Her doctors did not know Ms Johnstone was also taking an over-the-counter sleeping medication containing doxylamine and codeine.
While the prescribing doctor did try to contact Ms Johnstone's regular GP to consult on what drugs she was using, the system fell down because that person was on vacation.
Ms Johnstone was not warned of any significant risks
Ms Johnstone was not warned of any significant risks associated with taking a cocktail of pain relief and other medications. She was warned about the risk of drowsiness.
Her daughter, Ariarne Bunyan, came home from work on January 7 to discover her mother's dead body.
There are similarities between Ms Johnstone's tragic passing and the death of Paul Fennessy in Canberra in 2010.
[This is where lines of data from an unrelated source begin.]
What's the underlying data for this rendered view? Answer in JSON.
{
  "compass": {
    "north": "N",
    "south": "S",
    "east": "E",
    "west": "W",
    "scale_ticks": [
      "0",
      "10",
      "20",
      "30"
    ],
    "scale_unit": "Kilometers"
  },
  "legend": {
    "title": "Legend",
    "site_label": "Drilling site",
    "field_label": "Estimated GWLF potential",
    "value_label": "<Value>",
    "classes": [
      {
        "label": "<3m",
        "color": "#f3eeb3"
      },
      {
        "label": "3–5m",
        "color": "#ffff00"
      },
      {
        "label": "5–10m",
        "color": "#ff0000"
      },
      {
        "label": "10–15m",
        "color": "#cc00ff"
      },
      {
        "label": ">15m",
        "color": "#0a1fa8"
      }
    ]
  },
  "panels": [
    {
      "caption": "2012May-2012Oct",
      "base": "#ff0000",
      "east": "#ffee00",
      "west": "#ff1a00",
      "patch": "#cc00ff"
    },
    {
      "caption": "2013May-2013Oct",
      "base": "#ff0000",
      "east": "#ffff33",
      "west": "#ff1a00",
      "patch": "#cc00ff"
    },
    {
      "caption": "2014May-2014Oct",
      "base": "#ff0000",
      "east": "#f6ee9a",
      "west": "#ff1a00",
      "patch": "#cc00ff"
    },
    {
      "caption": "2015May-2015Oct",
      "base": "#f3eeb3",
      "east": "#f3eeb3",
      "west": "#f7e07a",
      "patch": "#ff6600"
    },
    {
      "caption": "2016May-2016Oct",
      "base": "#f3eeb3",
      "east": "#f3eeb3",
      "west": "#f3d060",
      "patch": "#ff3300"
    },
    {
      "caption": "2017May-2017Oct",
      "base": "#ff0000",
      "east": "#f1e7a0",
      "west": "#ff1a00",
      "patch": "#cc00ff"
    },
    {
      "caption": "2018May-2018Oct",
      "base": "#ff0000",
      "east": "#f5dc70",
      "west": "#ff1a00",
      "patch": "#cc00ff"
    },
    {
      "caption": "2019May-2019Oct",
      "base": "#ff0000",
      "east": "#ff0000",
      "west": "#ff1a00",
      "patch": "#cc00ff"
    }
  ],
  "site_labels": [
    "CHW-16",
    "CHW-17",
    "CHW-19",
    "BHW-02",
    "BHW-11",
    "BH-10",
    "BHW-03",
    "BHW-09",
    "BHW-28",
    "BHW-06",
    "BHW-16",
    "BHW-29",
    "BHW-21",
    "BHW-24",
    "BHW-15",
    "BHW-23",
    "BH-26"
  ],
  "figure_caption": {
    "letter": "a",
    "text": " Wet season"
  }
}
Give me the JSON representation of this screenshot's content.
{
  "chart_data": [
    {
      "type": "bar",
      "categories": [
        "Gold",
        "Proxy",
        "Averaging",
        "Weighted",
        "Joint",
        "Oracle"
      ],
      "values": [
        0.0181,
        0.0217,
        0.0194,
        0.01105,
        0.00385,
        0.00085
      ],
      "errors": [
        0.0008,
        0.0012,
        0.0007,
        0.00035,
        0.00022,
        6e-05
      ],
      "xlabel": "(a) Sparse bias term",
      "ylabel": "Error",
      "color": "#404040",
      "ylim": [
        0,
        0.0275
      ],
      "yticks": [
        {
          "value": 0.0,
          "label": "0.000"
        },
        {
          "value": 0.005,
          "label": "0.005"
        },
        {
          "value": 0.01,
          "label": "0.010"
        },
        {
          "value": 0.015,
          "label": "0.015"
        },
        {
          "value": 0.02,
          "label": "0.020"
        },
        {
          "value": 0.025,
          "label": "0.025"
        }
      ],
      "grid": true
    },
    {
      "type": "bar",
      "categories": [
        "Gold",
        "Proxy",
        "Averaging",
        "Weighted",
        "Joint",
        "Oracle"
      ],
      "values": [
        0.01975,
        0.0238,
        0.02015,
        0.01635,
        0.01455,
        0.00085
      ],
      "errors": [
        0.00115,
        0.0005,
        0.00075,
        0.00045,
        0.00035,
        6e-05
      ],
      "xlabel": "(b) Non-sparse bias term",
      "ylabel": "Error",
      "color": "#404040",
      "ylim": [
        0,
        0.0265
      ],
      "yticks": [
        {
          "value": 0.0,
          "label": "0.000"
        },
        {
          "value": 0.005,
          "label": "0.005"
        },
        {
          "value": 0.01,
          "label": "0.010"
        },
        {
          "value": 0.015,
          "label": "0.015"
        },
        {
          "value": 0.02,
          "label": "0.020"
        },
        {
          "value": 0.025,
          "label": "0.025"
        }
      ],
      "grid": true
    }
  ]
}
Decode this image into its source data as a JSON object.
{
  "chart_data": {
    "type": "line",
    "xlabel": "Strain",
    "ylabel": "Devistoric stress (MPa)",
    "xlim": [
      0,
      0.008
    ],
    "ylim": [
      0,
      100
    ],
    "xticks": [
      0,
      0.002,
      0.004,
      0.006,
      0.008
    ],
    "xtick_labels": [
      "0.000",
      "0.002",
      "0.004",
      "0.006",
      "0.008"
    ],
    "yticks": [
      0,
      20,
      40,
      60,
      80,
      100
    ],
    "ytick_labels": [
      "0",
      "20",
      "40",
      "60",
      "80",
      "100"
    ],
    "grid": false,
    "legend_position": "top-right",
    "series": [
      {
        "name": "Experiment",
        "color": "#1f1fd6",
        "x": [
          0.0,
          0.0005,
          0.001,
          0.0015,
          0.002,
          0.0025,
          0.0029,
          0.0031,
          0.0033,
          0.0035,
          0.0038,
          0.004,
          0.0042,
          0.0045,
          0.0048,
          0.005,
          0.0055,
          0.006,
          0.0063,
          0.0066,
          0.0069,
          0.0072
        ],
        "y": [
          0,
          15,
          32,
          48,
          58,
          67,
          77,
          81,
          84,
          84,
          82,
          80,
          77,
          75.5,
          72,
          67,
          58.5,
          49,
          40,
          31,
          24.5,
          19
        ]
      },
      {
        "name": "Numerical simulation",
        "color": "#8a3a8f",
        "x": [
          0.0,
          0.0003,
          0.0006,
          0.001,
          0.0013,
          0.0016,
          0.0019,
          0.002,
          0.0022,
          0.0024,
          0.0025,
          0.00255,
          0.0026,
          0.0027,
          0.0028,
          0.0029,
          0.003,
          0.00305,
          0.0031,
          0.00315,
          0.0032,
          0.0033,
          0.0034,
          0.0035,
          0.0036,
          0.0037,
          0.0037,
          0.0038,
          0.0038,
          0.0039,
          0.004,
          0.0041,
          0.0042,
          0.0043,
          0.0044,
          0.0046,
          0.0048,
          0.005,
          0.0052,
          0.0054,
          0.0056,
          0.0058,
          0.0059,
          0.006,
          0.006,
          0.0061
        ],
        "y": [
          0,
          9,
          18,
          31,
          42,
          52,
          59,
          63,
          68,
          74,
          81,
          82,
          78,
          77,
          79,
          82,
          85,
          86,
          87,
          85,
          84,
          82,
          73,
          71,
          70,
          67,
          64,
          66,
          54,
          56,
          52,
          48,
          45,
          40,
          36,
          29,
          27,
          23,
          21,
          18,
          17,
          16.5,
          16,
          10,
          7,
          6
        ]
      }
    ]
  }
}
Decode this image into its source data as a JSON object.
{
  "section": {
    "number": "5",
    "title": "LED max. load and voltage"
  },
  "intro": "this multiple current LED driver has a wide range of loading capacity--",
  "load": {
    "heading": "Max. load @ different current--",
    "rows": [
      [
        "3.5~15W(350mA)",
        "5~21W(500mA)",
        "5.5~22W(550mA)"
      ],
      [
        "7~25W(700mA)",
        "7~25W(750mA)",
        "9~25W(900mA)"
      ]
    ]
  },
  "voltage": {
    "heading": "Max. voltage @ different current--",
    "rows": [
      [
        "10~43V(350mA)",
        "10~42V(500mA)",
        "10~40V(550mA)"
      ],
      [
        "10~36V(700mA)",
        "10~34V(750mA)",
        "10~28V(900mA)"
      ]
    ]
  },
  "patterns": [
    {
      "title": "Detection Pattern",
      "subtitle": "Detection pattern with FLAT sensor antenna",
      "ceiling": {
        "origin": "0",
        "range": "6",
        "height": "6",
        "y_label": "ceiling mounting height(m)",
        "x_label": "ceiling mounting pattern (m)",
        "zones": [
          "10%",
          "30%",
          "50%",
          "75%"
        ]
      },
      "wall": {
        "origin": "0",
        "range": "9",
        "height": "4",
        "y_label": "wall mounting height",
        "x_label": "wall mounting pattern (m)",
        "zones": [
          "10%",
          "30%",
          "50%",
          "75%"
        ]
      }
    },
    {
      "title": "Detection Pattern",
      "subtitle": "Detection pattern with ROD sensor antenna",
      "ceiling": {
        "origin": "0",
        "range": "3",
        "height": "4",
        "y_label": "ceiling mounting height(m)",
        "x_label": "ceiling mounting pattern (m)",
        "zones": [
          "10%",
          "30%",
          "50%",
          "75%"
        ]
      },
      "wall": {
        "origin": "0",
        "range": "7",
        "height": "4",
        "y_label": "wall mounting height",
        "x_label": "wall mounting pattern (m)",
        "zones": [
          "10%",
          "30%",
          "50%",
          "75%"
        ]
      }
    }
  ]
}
Margaret Hunter, the coroner who conducted the inquest into Mr Fennessy's death in 2017, recommended the establishment of a prescription monitoring program in the hope similar tragedies could be averted in the future.
Despite calls by Mr Fennesy's mother, Ann Finlay, for the program to be extended to pharmaceutical drugs that had been linked to multi-drug toxicity, and for it to be mandatory for all doctors and pharmacists, the ACT government opted for a voluntary scheme that excluded most benzodiazepines.
Ms Finlay, who wanted the ACT to have the best possible system from the get go, told the then Health Minister, Meegan Fitzharris: "doctors are highly skilled professionals, but the statistics are telling us they get it wrong given the rate of accidental drug-related deaths... now exceeds [motor vehicle accident] related fatalities across Australia... surely doctors would welcome a system that provides them with real time medication information to decrease the risk of prescription shopping and harm to their patients".
That said, DORA was still a significant step up from the previous scheme under which pharmacists filed weekly reports with ACT Health on what prescriptions had been filled.
ACT Chief Coroner, Lorraine Walker, conducted the inquest into Ms Johnstone's death. She found it was the result of an accidental overdose that resulted from her taking her normal prescription medications in conjunction with an over-the-counter medication her doctors had not known about.
The coroner recommended significant changes to DORA, which has only been in operation for the past four months. These included declaring tramadol, doxylamine and diazepam to be monitored drugs and including all schedule three and schedule four drugs or, alternatively, certain prescription and over the counter medications that may have significant sedating effects when taken with opioids or benzodiazepines.
She also wants clinics to make sure pre-admission forms list all the over the counter medications patients are taking.
All of these recommendations are eminently sensible and should be adopted at the earliest opportunity given the clear and present danger these substances represent to many people in our community.